Amazon Web Services (AWS) said late Monday that it had resolved a major outage that left thousands of websites and apps offline worldwide for most of the day.
Over 1,000 platforms — including Snapchat and banks such as Lloyds and Halifax — were affected by technical failures in Amazon’s US-based cloud network. Downdetector, a global outage monitoring service, reported more than 11 million problem reports during the disruption.
Experts said the event highlighted the risks of relying too heavily on a few dominant cloud providers.
One failure triggers widespread disruption
Professor Alan Woodward from the University of Surrey said the outage exposed the fragility of global digital infrastructure. Many services rely on external systems that they cannot control. “Even a small human error can have global consequences,” he said.
The outage began around 07:00 BST on Monday, when users reported difficulties accessing platforms like Fortnite and Duolingo.
By midday, Downdetector had logged over four million reports across 500 websites — double the usual weekday total. That number later rose above 11 million as additional platforms, including Reddit and Lloyds Bank, went offline.
By 23:00 BST, Amazon said all AWS systems had returned to normal after engineers throttled parts of the network to fix the underlying problem.
Cascading system failures worsen impact
Mike Chapple, an IT professor at Notre Dame University, compared the outage to a regional power grid failure. He said initial restorations may have caused new issues before the root cause was fixed. “It’s like turning the lights on without repairing the faulty wiring,” he said.
Amazon has not provided a full explanation. In a brief update, the company said the problem appeared linked to DNS resolution in its DynamoDB API in the US-EAST-1 region.
DNS, or Domain Name System, acts as the internet’s directory, translating website names into numerical addresses computers can read. When DNS fails, browsers cannot locate sites, leaving users cut off from the web.
Heavy reliance on cloud giants draws criticism
Cloudflare CEO Matthew Prince said the outage highlighted the dangers of depending on a few major cloud providers. “Everyone has a bad day, and today it was Amazon’s,” he said. “The cloud allows rapid growth, but one failure can affect millions worldwide.”
Cori Crider, head of the Future of Technology Institute, likened the outage to “a bridge collapsing in the digital economy.” She warned that roughly 70% of global cloud services rely on Amazon, Microsoft, and Google — a concentration she described as “structurally risky.”
“When a major provider fails, entire sectors can grind to a halt,” Crider said. She called on governments and businesses to diversify cloud services and invest in local alternatives to reduce future risk.
Businesses urged to build stronger systems
Cornell University professor Ken Birman said companies relying on AWS share part of the responsibility. “Too many organisations fail to design robust backup systems for their applications,” he said. Outages happen often, but few are this severe.
Birman added that the technology to build resilient and secure systems already exists. “We know how to prevent failures like this,” he said. “But many firms sacrifice safety for speed and convenience.”

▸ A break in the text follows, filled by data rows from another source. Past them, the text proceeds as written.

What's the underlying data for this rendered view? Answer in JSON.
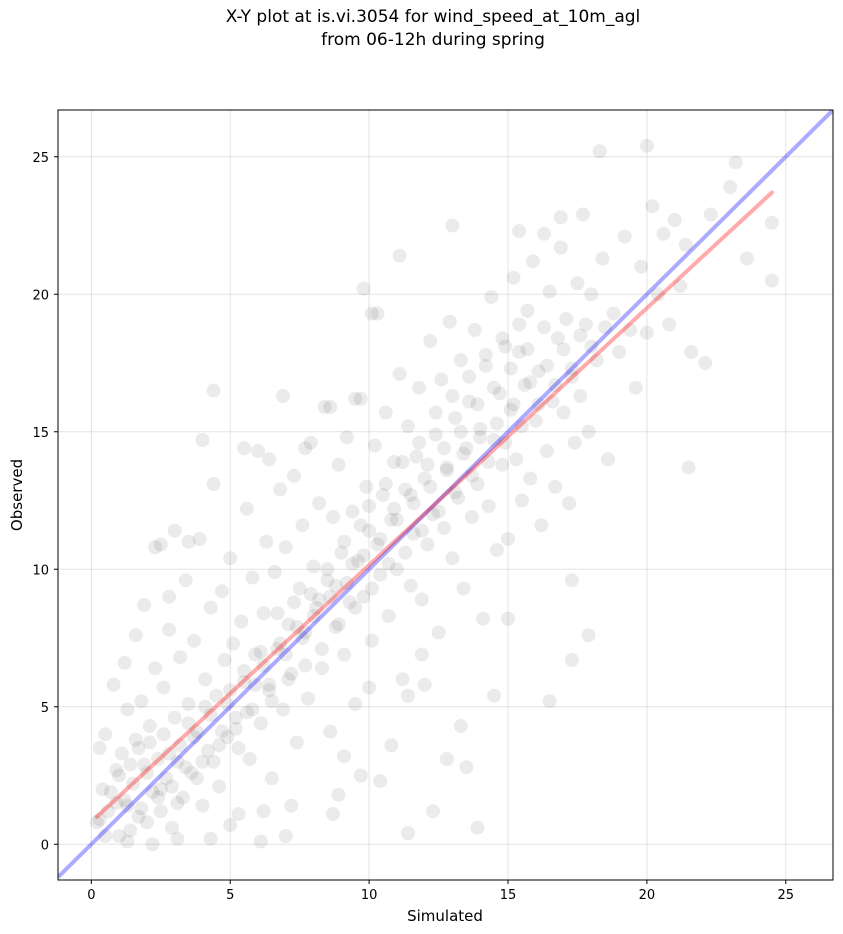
{
  "chart_data": {
    "type": "scatter",
    "title_line1": "X-Y plot at is.vi.3054 for wind_speed_at_10m_agl",
    "title_line2": "from 06-12h during spring",
    "xlabel": "Simulated",
    "ylabel": "Observed",
    "xlim": [
      -1.2,
      26.7
    ],
    "ylim": [
      -1.3,
      26.7
    ],
    "xticks": [
      0,
      5,
      10,
      15,
      20,
      25
    ],
    "yticks": [
      0,
      5,
      10,
      15,
      20,
      25
    ],
    "grid": true,
    "point_color": "#000000",
    "point_opacity": 0.08,
    "reference_line": {
      "color": "#0000ff",
      "opacity": 0.33,
      "from": [
        -1.2,
        -1.2
      ],
      "to": [
        26.7,
        26.7
      ]
    },
    "fit_line": {
      "color": "#ff0000",
      "opacity": 0.33,
      "from": [
        0.2,
        1.0
      ],
      "to": [
        24.5,
        23.7
      ]
    },
    "points": [
      [
        0.2,
        0.8
      ],
      [
        0.3,
        3.5
      ],
      [
        0.5,
        4.0
      ],
      [
        0.4,
        2.0
      ],
      [
        0.6,
        1.2
      ],
      [
        0.8,
        5.8
      ],
      [
        0.9,
        2.7
      ],
      [
        1.0,
        0.3
      ],
      [
        1.1,
        3.3
      ],
      [
        1.2,
        1.6
      ],
      [
        1.3,
        4.9
      ],
      [
        1.4,
        0.5
      ],
      [
        1.5,
        2.2
      ],
      [
        1.6,
        3.8
      ],
      [
        1.7,
        1.0
      ],
      [
        1.8,
        5.2
      ],
      [
        1.9,
        2.9
      ],
      [
        2.0,
        0.8
      ],
      [
        2.1,
        4.3
      ],
      [
        2.2,
        1.9
      ],
      [
        2.3,
        6.4
      ],
      [
        2.4,
        3.1
      ],
      [
        2.5,
        1.2
      ],
      [
        2.6,
        5.7
      ],
      [
        2.7,
        2.4
      ],
      [
        2.8,
        7.8
      ],
      [
        2.9,
        0.6
      ],
      [
        3.0,
        4.6
      ],
      [
        3.1,
        3.0
      ],
      [
        3.2,
        6.8
      ],
      [
        3.3,
        1.7
      ],
      [
        3.4,
        9.6
      ],
      [
        3.5,
        5.1
      ],
      [
        3.6,
        2.6
      ],
      [
        3.7,
        7.4
      ],
      [
        3.8,
        4.1
      ],
      [
        3.9,
        11.1
      ],
      [
        4.0,
        1.4
      ],
      [
        4.1,
        6.0
      ],
      [
        4.2,
        3.4
      ],
      [
        4.3,
        8.6
      ],
      [
        4.4,
        13.1
      ],
      [
        4.5,
        5.4
      ],
      [
        4.6,
        2.1
      ],
      [
        4.7,
        9.2
      ],
      [
        4.8,
        6.7
      ],
      [
        4.9,
        3.9
      ],
      [
        5.0,
        10.4
      ],
      [
        5.1,
        7.3
      ],
      [
        5.2,
        4.6
      ],
      [
        5.3,
        1.1
      ],
      [
        5.4,
        8.1
      ],
      [
        5.5,
        5.9
      ],
      [
        5.6,
        12.2
      ],
      [
        5.7,
        3.1
      ],
      [
        5.8,
        9.7
      ],
      [
        5.9,
        6.9
      ],
      [
        6.0,
        14.3
      ],
      [
        6.1,
        4.4
      ],
      [
        6.2,
        8.4
      ],
      [
        6.3,
        11.0
      ],
      [
        6.4,
        5.6
      ],
      [
        6.5,
        2.4
      ],
      [
        6.6,
        9.9
      ],
      [
        6.7,
        7.1
      ],
      [
        6.8,
        12.9
      ],
      [
        6.9,
        4.9
      ],
      [
        7.0,
        10.8
      ],
      [
        7.1,
        8.0
      ],
      [
        7.2,
        6.2
      ],
      [
        7.3,
        13.4
      ],
      [
        7.4,
        3.7
      ],
      [
        7.5,
        9.3
      ],
      [
        7.6,
        11.6
      ],
      [
        7.7,
        7.7
      ],
      [
        7.8,
        5.3
      ],
      [
        7.9,
        14.6
      ],
      [
        8.0,
        10.1
      ],
      [
        8.1,
        8.6
      ],
      [
        8.2,
        12.4
      ],
      [
        8.3,
        6.4
      ],
      [
        8.4,
        15.9
      ],
      [
        8.5,
        9.6
      ],
      [
        8.6,
        4.1
      ],
      [
        8.7,
        11.9
      ],
      [
        8.8,
        7.9
      ],
      [
        8.9,
        13.8
      ],
      [
        9.0,
        10.6
      ],
      [
        9.1,
        6.9
      ],
      [
        9.2,
        14.8
      ],
      [
        9.3,
        8.8
      ],
      [
        9.4,
        12.1
      ],
      [
        9.5,
        5.1
      ],
      [
        9.6,
        10.3
      ],
      [
        9.7,
        16.2
      ],
      [
        9.8,
        9.0
      ],
      [
        9.9,
        13.0
      ],
      [
        10.0,
        11.4
      ],
      [
        10.1,
        7.4
      ],
      [
        10.2,
        14.5
      ],
      [
        10.3,
        19.3
      ],
      [
        10.4,
        9.8
      ],
      [
        10.5,
        12.7
      ],
      [
        10.6,
        15.7
      ],
      [
        10.7,
        8.3
      ],
      [
        10.8,
        11.8
      ],
      [
        10.9,
        13.9
      ],
      [
        11.0,
        10.0
      ],
      [
        11.1,
        17.1
      ],
      [
        11.2,
        6.0
      ],
      [
        11.3,
        12.9
      ],
      [
        11.4,
        15.2
      ],
      [
        11.5,
        9.4
      ],
      [
        11.6,
        11.3
      ],
      [
        11.7,
        14.1
      ],
      [
        11.8,
        16.6
      ],
      [
        11.9,
        8.9
      ],
      [
        12.0,
        13.3
      ],
      [
        12.1,
        10.9
      ],
      [
        12.2,
        18.3
      ],
      [
        12.3,
        12.0
      ],
      [
        12.4,
        14.9
      ],
      [
        12.5,
        7.7
      ],
      [
        12.6,
        16.9
      ],
      [
        12.7,
        11.5
      ],
      [
        12.8,
        13.6
      ],
      [
        12.9,
        19.0
      ],
      [
        13.0,
        10.4
      ],
      [
        13.1,
        15.5
      ],
      [
        13.2,
        12.6
      ],
      [
        13.3,
        17.6
      ],
      [
        13.4,
        9.3
      ],
      [
        13.5,
        14.4
      ],
      [
        13.6,
        16.1
      ],
      [
        13.7,
        11.9
      ],
      [
        13.8,
        18.7
      ],
      [
        13.9,
        13.1
      ],
      [
        14.0,
        15.1
      ],
      [
        14.1,
        8.2
      ],
      [
        14.2,
        17.4
      ],
      [
        14.3,
        12.3
      ],
      [
        14.4,
        19.9
      ],
      [
        14.5,
        14.7
      ],
      [
        14.6,
        10.7
      ],
      [
        14.7,
        16.4
      ],
      [
        14.8,
        13.8
      ],
      [
        14.9,
        18.1
      ],
      [
        15.0,
        11.1
      ],
      [
        15.1,
        15.8
      ],
      [
        15.2,
        20.6
      ],
      [
        15.3,
        14.0
      ],
      [
        15.4,
        17.9
      ],
      [
        15.5,
        12.5
      ],
      [
        15.6,
        16.7
      ],
      [
        15.7,
        19.4
      ],
      [
        15.8,
        13.3
      ],
      [
        15.9,
        21.2
      ],
      [
        16.0,
        15.4
      ],
      [
        16.1,
        17.2
      ],
      [
        16.2,
        11.6
      ],
      [
        16.3,
        18.8
      ],
      [
        16.4,
        14.3
      ],
      [
        16.5,
        20.1
      ],
      [
        16.6,
        16.1
      ],
      [
        16.7,
        13.0
      ],
      [
        16.8,
        18.4
      ],
      [
        16.9,
        21.7
      ],
      [
        17.0,
        15.7
      ],
      [
        17.1,
        19.1
      ],
      [
        17.2,
        12.4
      ],
      [
        17.3,
        17.0
      ],
      [
        17.4,
        14.6
      ],
      [
        17.5,
        20.4
      ],
      [
        17.6,
        16.3
      ],
      [
        17.7,
        22.9
      ],
      [
        17.8,
        18.9
      ],
      [
        17.9,
        15.0
      ],
      [
        18.0,
        20.0
      ],
      [
        18.2,
        17.6
      ],
      [
        18.4,
        21.3
      ],
      [
        18.6,
        14.0
      ],
      [
        18.8,
        19.3
      ],
      [
        19.0,
        17.9
      ],
      [
        19.2,
        22.1
      ],
      [
        19.4,
        18.7
      ],
      [
        19.6,
        16.6
      ],
      [
        19.8,
        21.0
      ],
      [
        20.0,
        18.6
      ],
      [
        20.2,
        23.2
      ],
      [
        20.4,
        20.0
      ],
      [
        20.6,
        22.2
      ],
      [
        20.8,
        18.9
      ],
      [
        21.0,
        22.7
      ],
      [
        21.2,
        20.3
      ],
      [
        21.4,
        21.8
      ],
      [
        21.6,
        17.9
      ],
      [
        22.1,
        17.5
      ],
      [
        22.3,
        22.9
      ],
      [
        23.0,
        23.9
      ],
      [
        23.2,
        24.8
      ],
      [
        23.6,
        21.3
      ],
      [
        24.5,
        22.6
      ],
      [
        24.5,
        20.5
      ],
      [
        18.3,
        25.2
      ],
      [
        20.0,
        25.4
      ],
      [
        21.5,
        13.7
      ],
      [
        17.9,
        7.6
      ],
      [
        17.3,
        6.7
      ],
      [
        16.5,
        5.2
      ],
      [
        17.3,
        9.6
      ],
      [
        13.5,
        2.8
      ],
      [
        13.9,
        0.6
      ],
      [
        11.4,
        0.4
      ],
      [
        12.3,
        1.2
      ],
      [
        4.4,
        16.5
      ],
      [
        4.0,
        14.7
      ],
      [
        9.8,
        20.2
      ],
      [
        10.1,
        19.3
      ],
      [
        11.1,
        21.4
      ],
      [
        13.0,
        22.5
      ],
      [
        15.4,
        22.3
      ],
      [
        16.3,
        22.2
      ],
      [
        16.9,
        22.8
      ],
      [
        15.0,
        8.2
      ],
      [
        14.5,
        5.4
      ],
      [
        13.3,
        4.3
      ],
      [
        12.8,
        3.1
      ],
      [
        10.4,
        2.3
      ],
      [
        9.7,
        2.5
      ],
      [
        10.8,
        3.6
      ],
      [
        6.1,
        0.1
      ],
      [
        7.0,
        0.3
      ],
      [
        2.3,
        10.8
      ],
      [
        2.5,
        10.9
      ],
      [
        3.5,
        11.0
      ],
      [
        3.0,
        11.4
      ],
      [
        2.8,
        9.0
      ],
      [
        1.9,
        8.7
      ],
      [
        1.6,
        7.6
      ],
      [
        1.2,
        6.6
      ],
      [
        5.5,
        14.4
      ],
      [
        6.4,
        14.0
      ],
      [
        7.7,
        14.4
      ],
      [
        6.9,
        16.3
      ],
      [
        8.6,
        15.9
      ],
      [
        9.5,
        16.2
      ],
      [
        11.9,
        6.9
      ],
      [
        12.0,
        5.8
      ],
      [
        11.4,
        5.4
      ],
      [
        10.0,
        5.7
      ],
      [
        9.1,
        3.2
      ],
      [
        8.9,
        1.8
      ],
      [
        8.7,
        1.1
      ],
      [
        7.2,
        1.4
      ],
      [
        6.2,
        1.2
      ],
      [
        5.0,
        0.7
      ],
      [
        4.3,
        0.2
      ],
      [
        3.1,
        0.2
      ],
      [
        2.2,
        0.0
      ],
      [
        1.3,
        0.1
      ],
      [
        0.3,
        0.9
      ],
      [
        0.7,
        1.9
      ],
      [
        1.0,
        2.5
      ],
      [
        1.3,
        1.4
      ],
      [
        1.7,
        3.5
      ],
      [
        2.0,
        2.6
      ],
      [
        2.4,
        1.7
      ],
      [
        2.6,
        4.0
      ],
      [
        2.9,
        2.1
      ],
      [
        3.2,
        3.6
      ],
      [
        3.5,
        4.4
      ],
      [
        3.8,
        2.4
      ],
      [
        4.1,
        5.0
      ],
      [
        4.4,
        3.0
      ],
      [
        4.7,
        4.1
      ],
      [
        5.0,
        5.6
      ],
      [
        5.3,
        3.5
      ],
      [
        5.6,
        4.8
      ],
      [
        5.9,
        5.8
      ],
      [
        6.2,
        6.5
      ],
      [
        6.5,
        5.2
      ],
      [
        6.8,
        7.3
      ],
      [
        7.1,
        6.0
      ],
      [
        7.4,
        7.9
      ],
      [
        7.7,
        6.5
      ],
      [
        8.0,
        8.3
      ],
      [
        8.3,
        7.1
      ],
      [
        8.6,
        9.0
      ],
      [
        8.9,
        8.0
      ],
      [
        9.2,
        9.5
      ],
      [
        9.5,
        8.6
      ],
      [
        9.8,
        10.5
      ],
      [
        10.1,
        9.3
      ],
      [
        10.4,
        11.1
      ],
      [
        10.7,
        10.2
      ],
      [
        11.0,
        11.8
      ],
      [
        11.3,
        10.6
      ],
      [
        11.6,
        12.4
      ],
      [
        11.9,
        11.4
      ],
      [
        12.2,
        13.0
      ],
      [
        12.5,
        12.1
      ],
      [
        12.8,
        13.7
      ],
      [
        13.1,
        12.8
      ],
      [
        13.4,
        14.2
      ],
      [
        13.7,
        13.4
      ],
      [
        14.0,
        14.8
      ],
      [
        14.3,
        13.9
      ],
      [
        14.6,
        15.3
      ],
      [
        14.9,
        14.6
      ],
      [
        15.2,
        16.0
      ],
      [
        15.5,
        15.2
      ],
      [
        15.8,
        16.8
      ],
      [
        16.1,
        16.0
      ],
      [
        16.4,
        17.4
      ],
      [
        16.7,
        16.7
      ],
      [
        17.0,
        18.0
      ],
      [
        17.3,
        17.3
      ],
      [
        17.6,
        18.5
      ],
      [
        18.0,
        18.1
      ],
      [
        18.5,
        18.8
      ],
      [
        0.5,
        0.3
      ],
      [
        0.9,
        1.5
      ],
      [
        1.4,
        2.9
      ],
      [
        1.8,
        1.3
      ],
      [
        2.1,
        3.7
      ],
      [
        2.5,
        2.0
      ],
      [
        2.8,
        3.3
      ],
      [
        3.1,
        1.5
      ],
      [
        3.4,
        2.8
      ],
      [
        3.7,
        3.9
      ],
      [
        4.0,
        3.0
      ],
      [
        4.3,
        4.7
      ],
      [
        4.6,
        3.6
      ],
      [
        4.9,
        5.1
      ],
      [
        5.2,
        4.2
      ],
      [
        5.5,
        6.3
      ],
      [
        5.8,
        4.9
      ],
      [
        6.1,
        7.0
      ],
      [
        6.4,
        5.8
      ],
      [
        6.7,
        8.4
      ],
      [
        7.0,
        6.9
      ],
      [
        7.3,
        8.8
      ],
      [
        7.6,
        7.5
      ],
      [
        7.9,
        9.1
      ],
      [
        8.2,
        8.9
      ],
      [
        8.5,
        10.0
      ],
      [
        8.8,
        9.4
      ],
      [
        9.1,
        11.0
      ],
      [
        9.4,
        10.2
      ],
      [
        9.7,
        11.6
      ],
      [
        10.0,
        12.3
      ],
      [
        10.3,
        10.9
      ],
      [
        10.6,
        13.1
      ],
      [
        10.9,
        12.2
      ],
      [
        11.2,
        13.9
      ],
      [
        11.5,
        12.7
      ],
      [
        11.8,
        14.6
      ],
      [
        12.1,
        13.8
      ],
      [
        12.4,
        15.7
      ],
      [
        12.7,
        14.4
      ],
      [
        13.0,
        16.3
      ],
      [
        13.3,
        15.0
      ],
      [
        13.6,
        17.0
      ],
      [
        13.9,
        16.0
      ],
      [
        14.2,
        17.8
      ],
      [
        14.5,
        16.6
      ],
      [
        14.8,
        18.4
      ],
      [
        15.1,
        17.3
      ],
      [
        15.4,
        18.9
      ],
      [
        15.7,
        18.0
      ]
    ]
  }
}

Legal and financial consequences loom
The question of accountability may end up in the courts. Following last year’s CrowdStrike outage, Delta Airlines is still seeking over $500 million in damages. The airline had to manually restart 40,000 servers, causing several days of flight delays.
The AWS outage has renewed global concern over whether the internet depends too heavily on a handful of tech giants — and whether a single provider’s failure could again paralyze large parts of the digital economy.